That’s what life is like for a trained ex-soldier: a sad, fuzzy sense of your own mortality that gets rudely interrupted by gunfights, drone strikes and homemade bombs that affirm your delusions of grandeur. Because Banning has a job to do: protect Trumbull, an even-keeled leader who promises never to rush our country into war but insists we stay prepared just in case it’s ever Boom Boom Go Time.
Banning’s moral righteousness stands out against the movie’s immoral Russian baddies, all of whom betray their country because they miss going to war and also really like cash money.
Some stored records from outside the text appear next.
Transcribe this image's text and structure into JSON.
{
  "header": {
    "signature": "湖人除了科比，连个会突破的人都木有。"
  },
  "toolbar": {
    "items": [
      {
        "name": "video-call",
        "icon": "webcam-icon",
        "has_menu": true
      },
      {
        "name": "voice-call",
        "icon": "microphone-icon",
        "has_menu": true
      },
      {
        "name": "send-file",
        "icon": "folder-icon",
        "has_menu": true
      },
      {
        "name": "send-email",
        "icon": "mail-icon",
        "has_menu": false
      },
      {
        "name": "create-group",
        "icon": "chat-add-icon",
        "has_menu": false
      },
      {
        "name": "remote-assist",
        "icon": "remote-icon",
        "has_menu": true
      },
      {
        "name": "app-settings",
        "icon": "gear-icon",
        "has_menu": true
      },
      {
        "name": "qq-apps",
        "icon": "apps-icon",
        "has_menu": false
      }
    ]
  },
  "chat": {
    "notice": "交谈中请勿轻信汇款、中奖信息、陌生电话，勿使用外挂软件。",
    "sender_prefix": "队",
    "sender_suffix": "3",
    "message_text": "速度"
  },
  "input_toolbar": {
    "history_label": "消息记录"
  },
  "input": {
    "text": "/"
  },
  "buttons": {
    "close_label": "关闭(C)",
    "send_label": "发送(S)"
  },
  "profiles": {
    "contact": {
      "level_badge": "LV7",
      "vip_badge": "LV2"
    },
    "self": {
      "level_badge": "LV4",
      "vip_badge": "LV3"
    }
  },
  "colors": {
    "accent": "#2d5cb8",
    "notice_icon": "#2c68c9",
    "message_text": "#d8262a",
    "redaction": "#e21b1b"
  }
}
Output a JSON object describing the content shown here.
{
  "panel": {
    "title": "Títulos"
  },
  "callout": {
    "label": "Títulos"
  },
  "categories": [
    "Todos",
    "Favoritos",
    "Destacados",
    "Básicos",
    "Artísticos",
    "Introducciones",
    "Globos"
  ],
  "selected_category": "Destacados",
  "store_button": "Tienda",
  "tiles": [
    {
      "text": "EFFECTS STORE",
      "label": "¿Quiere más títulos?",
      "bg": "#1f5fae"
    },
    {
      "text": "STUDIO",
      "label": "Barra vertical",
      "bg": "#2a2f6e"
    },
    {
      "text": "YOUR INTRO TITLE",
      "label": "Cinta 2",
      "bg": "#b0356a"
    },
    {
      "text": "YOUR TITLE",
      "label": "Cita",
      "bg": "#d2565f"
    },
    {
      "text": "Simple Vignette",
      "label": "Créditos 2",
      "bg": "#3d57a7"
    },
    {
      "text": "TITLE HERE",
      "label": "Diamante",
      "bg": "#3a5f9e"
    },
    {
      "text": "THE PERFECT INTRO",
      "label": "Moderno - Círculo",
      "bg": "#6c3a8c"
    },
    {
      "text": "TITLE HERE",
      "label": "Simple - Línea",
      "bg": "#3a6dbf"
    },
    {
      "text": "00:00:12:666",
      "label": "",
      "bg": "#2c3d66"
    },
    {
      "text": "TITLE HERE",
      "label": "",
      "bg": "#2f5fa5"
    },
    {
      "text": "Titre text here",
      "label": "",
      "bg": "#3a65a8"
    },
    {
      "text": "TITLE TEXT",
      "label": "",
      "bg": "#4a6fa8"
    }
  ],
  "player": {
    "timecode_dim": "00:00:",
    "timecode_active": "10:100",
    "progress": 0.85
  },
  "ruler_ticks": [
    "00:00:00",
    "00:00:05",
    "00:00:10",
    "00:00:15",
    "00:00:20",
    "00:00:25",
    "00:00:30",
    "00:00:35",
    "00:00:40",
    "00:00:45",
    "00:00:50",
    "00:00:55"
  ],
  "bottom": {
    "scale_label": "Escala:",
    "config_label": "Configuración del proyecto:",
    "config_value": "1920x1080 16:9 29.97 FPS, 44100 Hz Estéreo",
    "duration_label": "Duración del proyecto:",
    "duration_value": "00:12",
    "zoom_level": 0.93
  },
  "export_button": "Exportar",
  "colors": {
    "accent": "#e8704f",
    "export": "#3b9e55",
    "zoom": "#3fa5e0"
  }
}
I’d care more about his values if his creators had cared more about the action scenes, dialogue, characterizations and basic plot of their movie. The editing and sound design are fine enough. Close-ups on Butler’s and Freeman’s blotchy but determined faces only underline the film’s general please like me desperation; so do action scenes that overemphasize smoke, gunfire flashes and flying debris at the expense of choreography, visual coherence or human personality. Even those sequences where (no spoilers!) Banning Sr. blows up some faceless goons feel perfunctory and underwhelming.
These key moments any scene featuring great character actors like Tim Blake Nelson or Lance Reddick are rushed through with negligible conviction and even less inspiration. If this sort of no-brow entertainment is your thing, you may find something to like about “Angel Has Fallen.” That doesn’t mean you need what these guys are selling, though.